Stesso discorso vale anche per le donne? Ci sono controindicazioni specifiche per il genere femminile?

“Non ci sono controindicazioni per le donne, anzi. Le donne molto facilmente vanno incontro a criticità legate a valori bassi dell’emoglobina. Nel caso che, per una lieve anemia, non possano sottoporsi a donazioni di sangue intero, basta che abbiano un’emoglobina che superi il valore di 11,5 grammi per essere tranquillamente avviate a fare la plasmaferesi”.

Eppure in Italia la donazione di plasma fa fatica ad essere recepita e praticata. A suo avviso perché?

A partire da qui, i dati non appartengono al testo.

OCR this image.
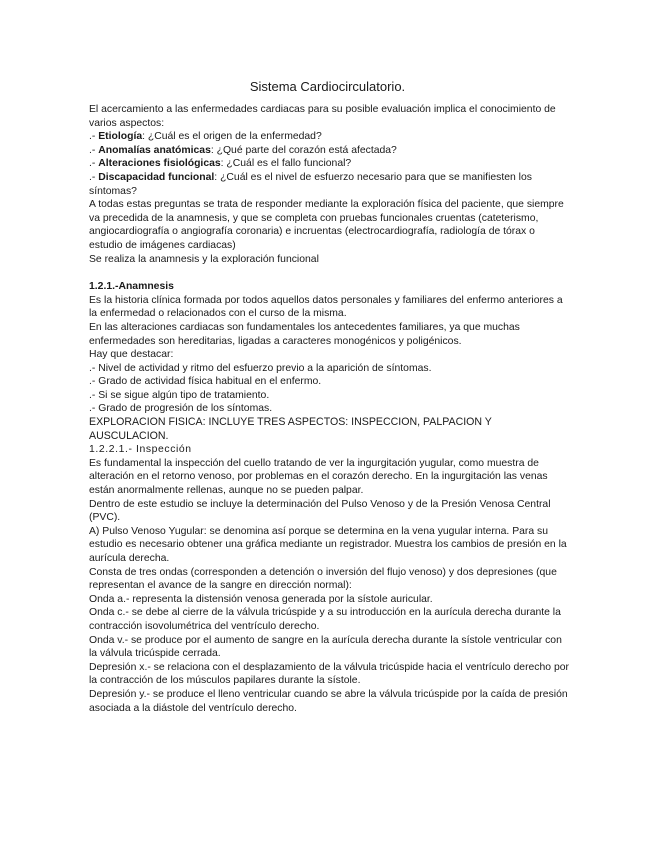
Sistema Cardiocirculatorio.

El acercamiento a las enfermedades cardiacas para su posible evaluación implica el conocimiento de varios aspectos:

.- Etiología: ¿Cuál es el origen de la enfermedad?

.- Anomalías anatómicas: ¿Qué parte del corazón está afectada?

.- Alteraciones fisiológicas: ¿Cuál es el fallo funcional?

.- Discapacidad funcional: ¿Cuál es el nivel de esfuerzo necesario para que se manifiesten los síntomas?

A todas estas preguntas se trata de responder mediante la exploración física del paciente, que siempre va precedida de la anamnesis, y que se completa con pruebas funcionales cruentas (cateterismo, angiocardiografía o angiografía coronaria) e incruentas (electrocardiografía, radiología de tórax o estudio de imágenes cardiacas)

Se realiza la anamnesis y la exploración funcional

1.2.1.-Anamnesis

Es la historia clínica formada por todos aquellos datos personales y familiares del enfermo anteriores a la enfermedad o relacionados con el curso de la misma.

En las alteraciones cardiacas son fundamentales los antecedentes familiares, ya que muchas enfermedades son hereditarias, ligadas a caracteres monogénicos y poligénicos.

Hay que destacar:

.- Nivel de actividad y ritmo del esfuerzo previo a la aparición de síntomas.

.- Grado de actividad física habitual en el enfermo.

.- Si se sigue algún tipo de tratamiento.

.- Grado de progresión de los síntomas.

EXPLORACION FISICA: INCLUYE TRES ASPECTOS: INSPECCION, PALPACION Y AUSCULACION.

1.2.2.1.- Inspección

Es fundamental la inspección del cuello tratando de ver la ingurgitación yugular, como muestra de alteración en el retorno venoso, por problemas en el corazón derecho. En la ingurgitación las venas están anormalmente rellenas, aunque no se pueden palpar.

Dentro de este estudio se incluye la determinación del Pulso Venoso y de la Presión Venosa Central (PVC).

A) Pulso Venoso Yugular: se denomina así porque se determina en la vena yugular interna. Para su estudio es necesario obtener una gráfica mediante un registrador. Muestra los cambios de presión en la aurícula derecha.

Consta de tres ondas (corresponden a detención o inversión del flujo venoso) y dos depresiones (que representan el avance de la sangre en dirección normal):

Onda a.- representa la distensión venosa generada por la sístole auricular.

Onda c.- se debe al cierre de la válvula tricúspide y a su introducción en la aurícula derecha durante la contracción isovolumétrica del ventrículo derecho.

Onda v.- se produce por el aumento de sangre en la aurícula derecha durante la sístole ventricular con la válvula tricúspide cerrada.

Depresión x.- se relaciona con el desplazamiento de la válvula tricúspide hacia el ventrículo derecho por la contracción de los músculos papilares durante la sístole.

Depresión y.- se produce el lleno ventricular cuando se abre la válvula tricúspide por la caída de presión asociada a la diástole del ventrículo derecho.
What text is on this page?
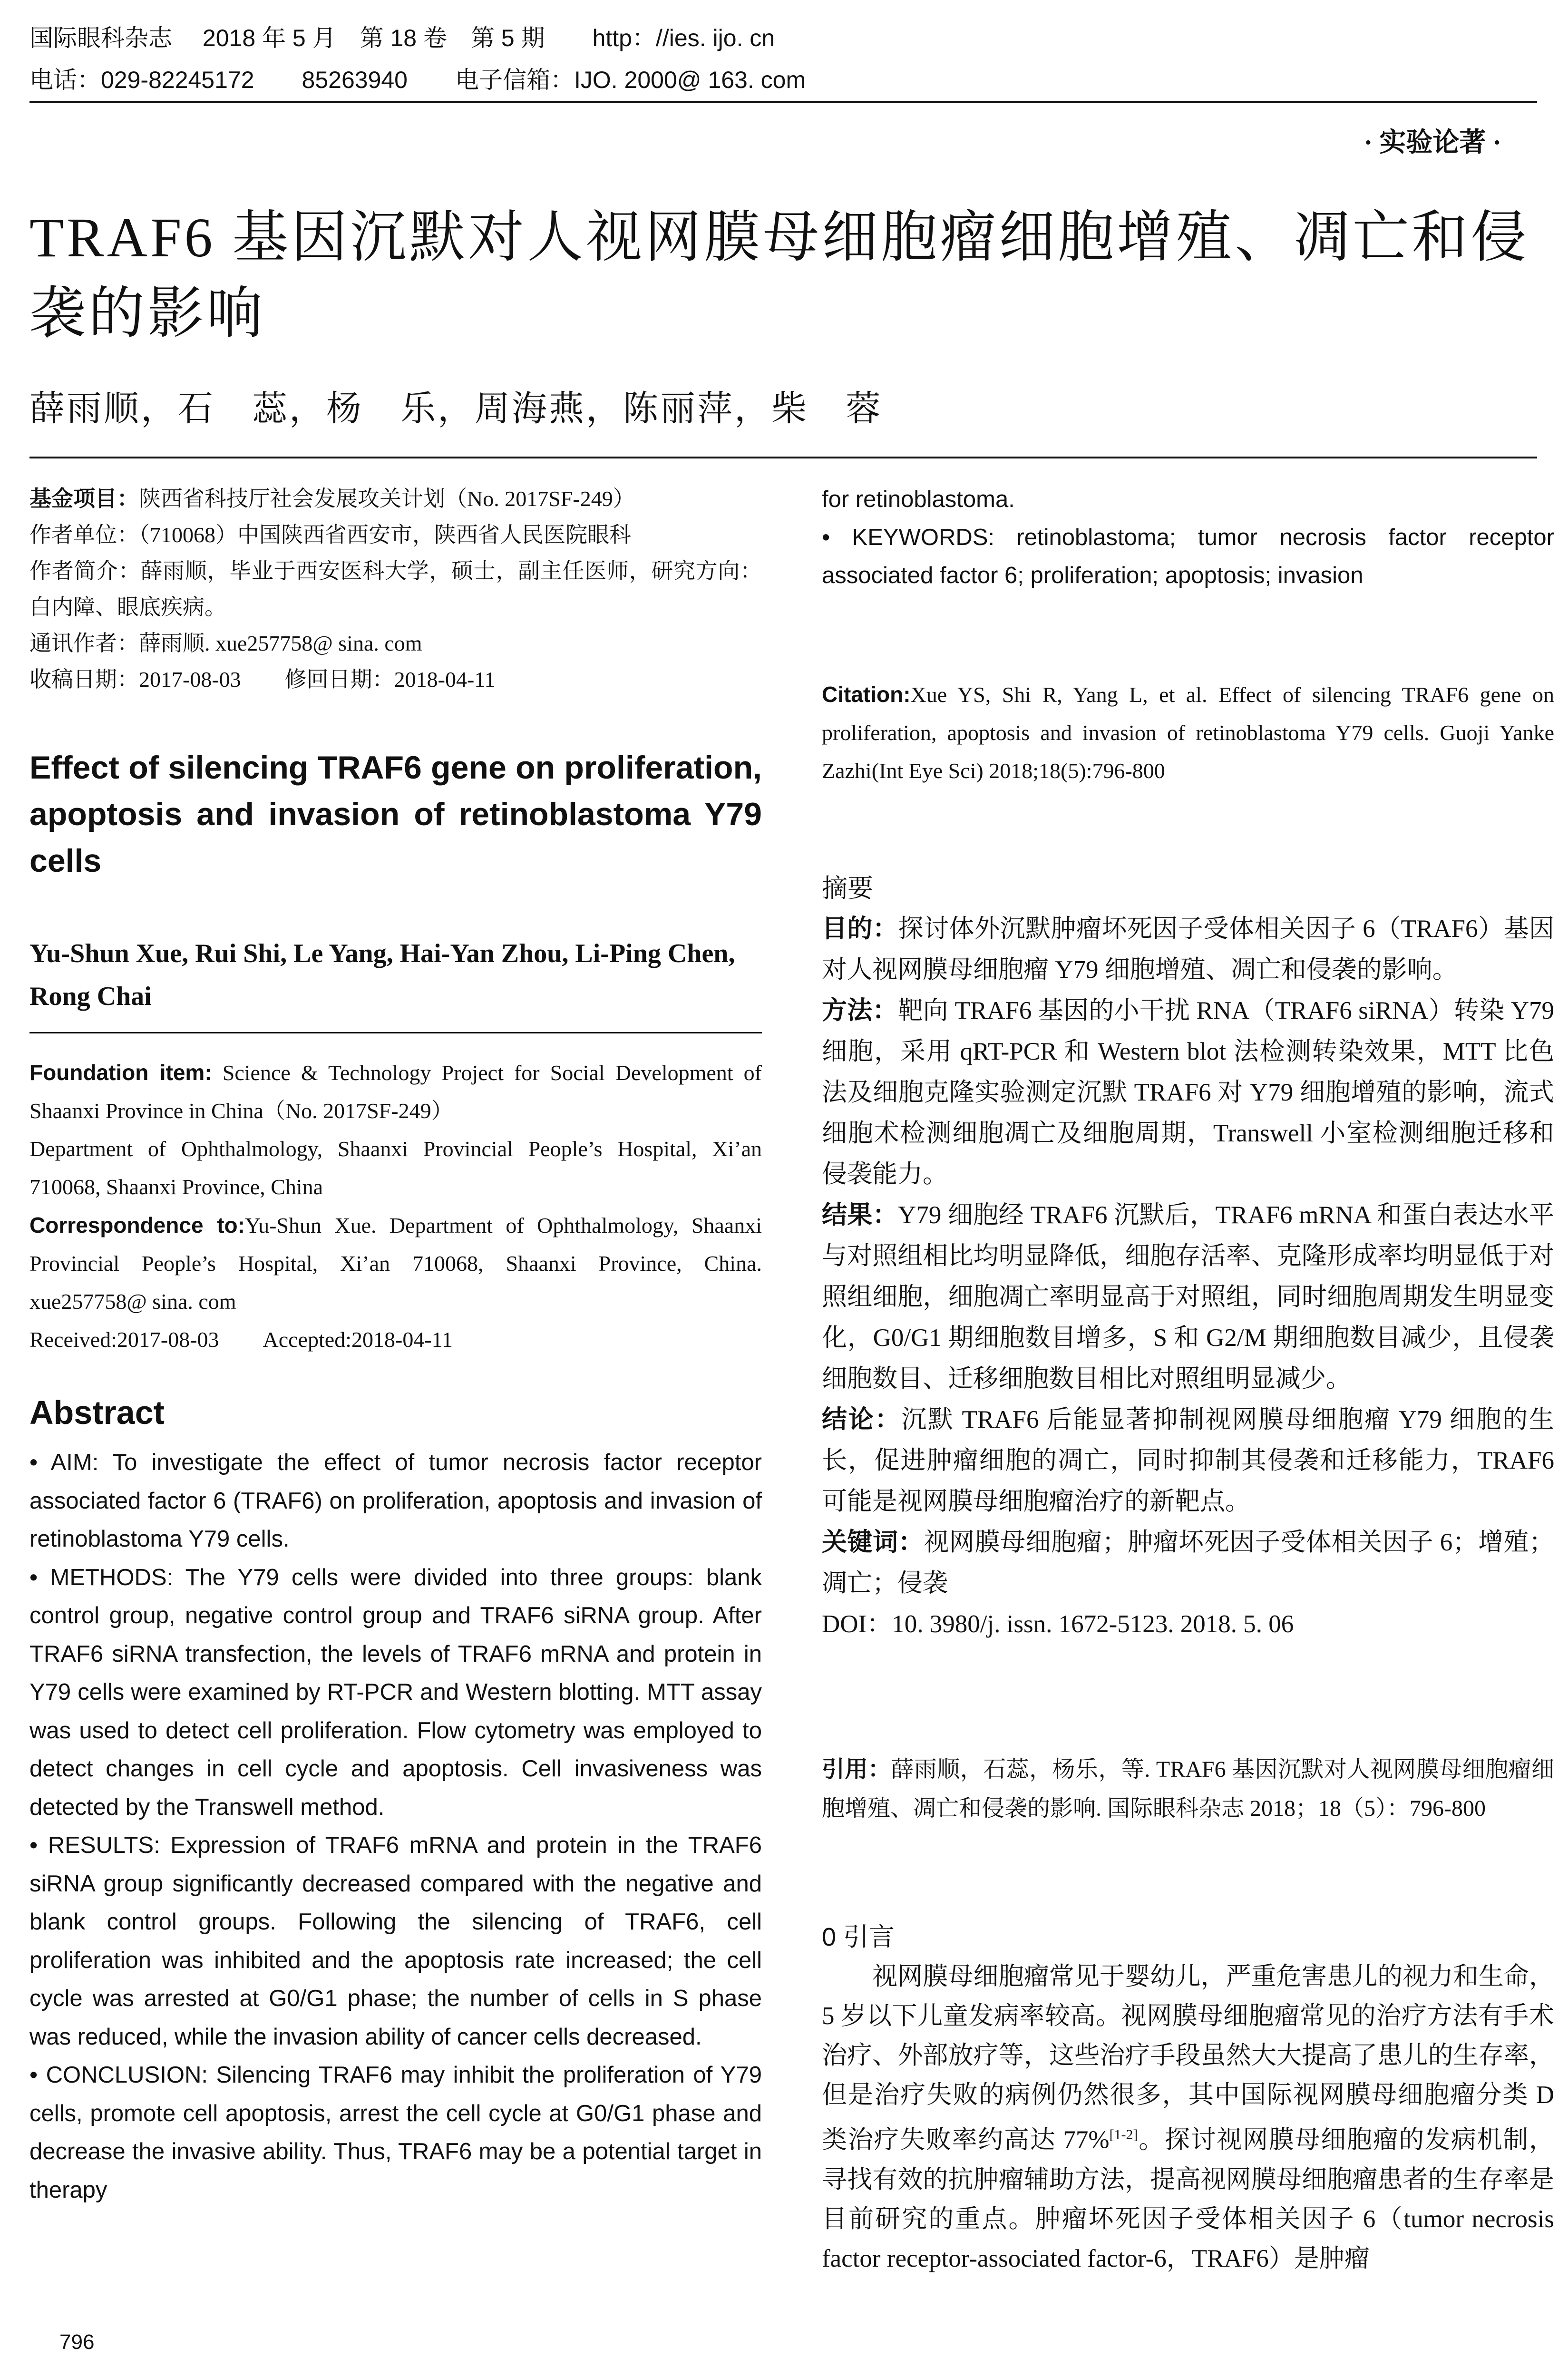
国际眼科杂志　 2018 年 5 月　第 18 卷　第 5 期　　http：//ies. ijo. cn
电话：029-82245172　　85263940　　电子信箱：IJO. 2000@ 163. com
· 实验论著 ·
TRAF6 基因沉默对人视网膜母细胞瘤细胞增殖、凋亡和侵袭的影响
薛雨顺，石　蕊，杨　乐，周海燕，陈丽萍，柴　蓉

基金项目：陕西省科技厅社会发展攻关计划（No. 2017SF-249）

作者单位：（710068）中国陕西省西安市，陕西省人民医院眼科

作者简介：薛雨顺，毕业于西安医科大学，硕士，副主任医师，研究方向：白内障、眼底疾病。

通讯作者：薛雨顺. xue257758@ sina. com

收稿日期：2017-08-03　　修回日期：2018-04-11

Effect of silencing TRAF6 gene on proliferation, apoptosis and invasion of retinoblastoma Y79 cells
Yu-Shun Xue, Rui Shi, Le Yang, Hai-Yan Zhou, Li-Ping Chen, Rong Chai

Foundation item: Science & Technology Project for Social Development of Shaanxi Province in China（No. 2017SF-249）

Department of Ophthalmology, Shaanxi Provincial People’s Hospital, Xi’an 710068, Shaanxi Province, China

Correspondence to:Yu-Shun Xue. Department of Ophthalmology, Shaanxi Provincial People’s Hospital, Xi’an 710068, Shaanxi Province, China. xue257758@ sina. com

Received:2017-08-03　　Accepted:2018-04-11

Abstract

• AIM: To investigate the effect of tumor necrosis factor receptor associated factor 6 (TRAF6) on proliferation, apoptosis and invasion of retinoblastoma Y79 cells.

• METHODS: The Y79 cells were divided into three groups: blank control group, negative control group and TRAF6 siRNA group. After TRAF6 siRNA transfection, the levels of TRAF6 mRNA and protein in Y79 cells were examined by RT-PCR and Western blotting. MTT assay was used to detect cell proliferation. Flow cytometry was employed to detect changes in cell cycle and apoptosis. Cell invasiveness was detected by the Transwell method.

• RESULTS: Expression of TRAF6 mRNA and protein in the TRAF6 siRNA group significantly decreased compared with the negative and blank control groups. Following the silencing of TRAF6, cell proliferation was inhibited and the apoptosis rate increased; the cell cycle was arrested at G0/G1 phase; the number of cells in S phase was reduced, while the invasion ability of cancer cells decreased.

• CONCLUSION: Silencing TRAF6 may inhibit the proliferation of Y79 cells, promote cell apoptosis, arrest the cell cycle at G0/G1 phase and decrease the invasive ability. Thus, TRAF6 may be a potential target in therapy

796

for retinoblastoma.

• KEYWORDS: retinoblastoma; tumor necrosis factor receptor associated factor 6; proliferation; apoptosis; invasion

Citation:Xue YS, Shi R, Yang L, et al. Effect of silencing TRAF6 gene on proliferation, apoptosis and invasion of retinoblastoma Y79 cells. Guoji Yanke Zazhi(Int Eye Sci) 2018;18(5):796-800
摘要

目的：探讨体外沉默肿瘤坏死因子受体相关因子 6（TRAF6）基因对人视网膜母细胞瘤 Y79 细胞增殖、凋亡和侵袭的影响。

方法：靶向 TRAF6 基因的小干扰 RNA（TRAF6 siRNA）转染 Y79 细胞，采用 qRT-PCR 和 Western blot 法检测转染效果，MTT 比色法及细胞克隆实验测定沉默 TRAF6 对 Y79 细胞增殖的影响，流式细胞术检测细胞凋亡及细胞周期，Transwell 小室检测细胞迁移和侵袭能力。

结果：Y79 细胞经 TRAF6 沉默后，TRAF6 mRNA 和蛋白表达水平与对照组相比均明显降低，细胞存活率、克隆形成率均明显低于对照组细胞，细胞凋亡率明显高于对照组，同时细胞周期发生明显变化，G0/G1 期细胞数目增多，S 和 G2/M 期细胞数目减少，且侵袭细胞数目、迁移细胞数目相比对照组明显减少。

结论：沉默 TRAF6 后能显著抑制视网膜母细胞瘤 Y79 细胞的生长，促进肿瘤细胞的凋亡，同时抑制其侵袭和迁移能力，TRAF6 可能是视网膜母细胞瘤治疗的新靶点。

关键词：视网膜母细胞瘤；肿瘤坏死因子受体相关因子 6；增殖；凋亡；侵袭

DOI：10. 3980/j. issn. 1672-5123. 2018. 5. 06

引用：薛雨顺，石蕊，杨乐，等. TRAF6 基因沉默对人视网膜母细胞瘤细胞增殖、凋亡和侵袭的影响. 国际眼科杂志 2018；18（5）：796-800
0 引言
视网膜母细胞瘤常见于婴幼儿，严重危害患儿的视力和生命，5 岁以下儿童发病率较高。视网膜母细胞瘤常见的治疗方法有手术治疗、外部放疗等，这些治疗手段虽然大大提高了患儿的生存率，但是治疗失败的病例仍然很多，其中国际视网膜母细胞瘤分类 D 类治疗失败率约高达 77%[1-2]。探讨视网膜母细胞瘤的发病机制，寻找有效的抗肿瘤辅助方法，提高视网膜母细胞瘤患者的生存率是目前研究的重点。肿瘤坏死因子受体相关因子 6（tumor necrosis factor receptor-associated factor-6，TRAF6）是肿瘤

“Ci sono diverse motivazioni. Quello che posso dire con certezza è che nel nostro Paese mancano l’informazione e la cultura della donazione. Come Croce Rossa Italiana siamo impegnati – e io personalmente ho passato questi ultimi 10 anni a farlo – a fare informazione nelle scuole. Partiamo dalle primarie facendo un lavoro mirato e specifico con l’aiuto degli insegnanti per poi approfondire nelle secondarie coi ragazzi che si avvicinano al compimento della maggiore età così da far capire loro che possono concretamente valutare la possibilità di fare un gesto intelligente e altruista quale, appunto, il dono di sangue e plasma. Questo non significa che stiamo facendo tutto il possibile: questi messaggi devono esser veicolati bene anche tra gli adulti che, spesso, non sanno quanto il plasma e i suoi derivati siano essenziali per dar vita a presidi farmacologici indispensabili a curare o mitigare molte malattie, non solo quelle legate ad un’imperfetta coagulazione del sangue”.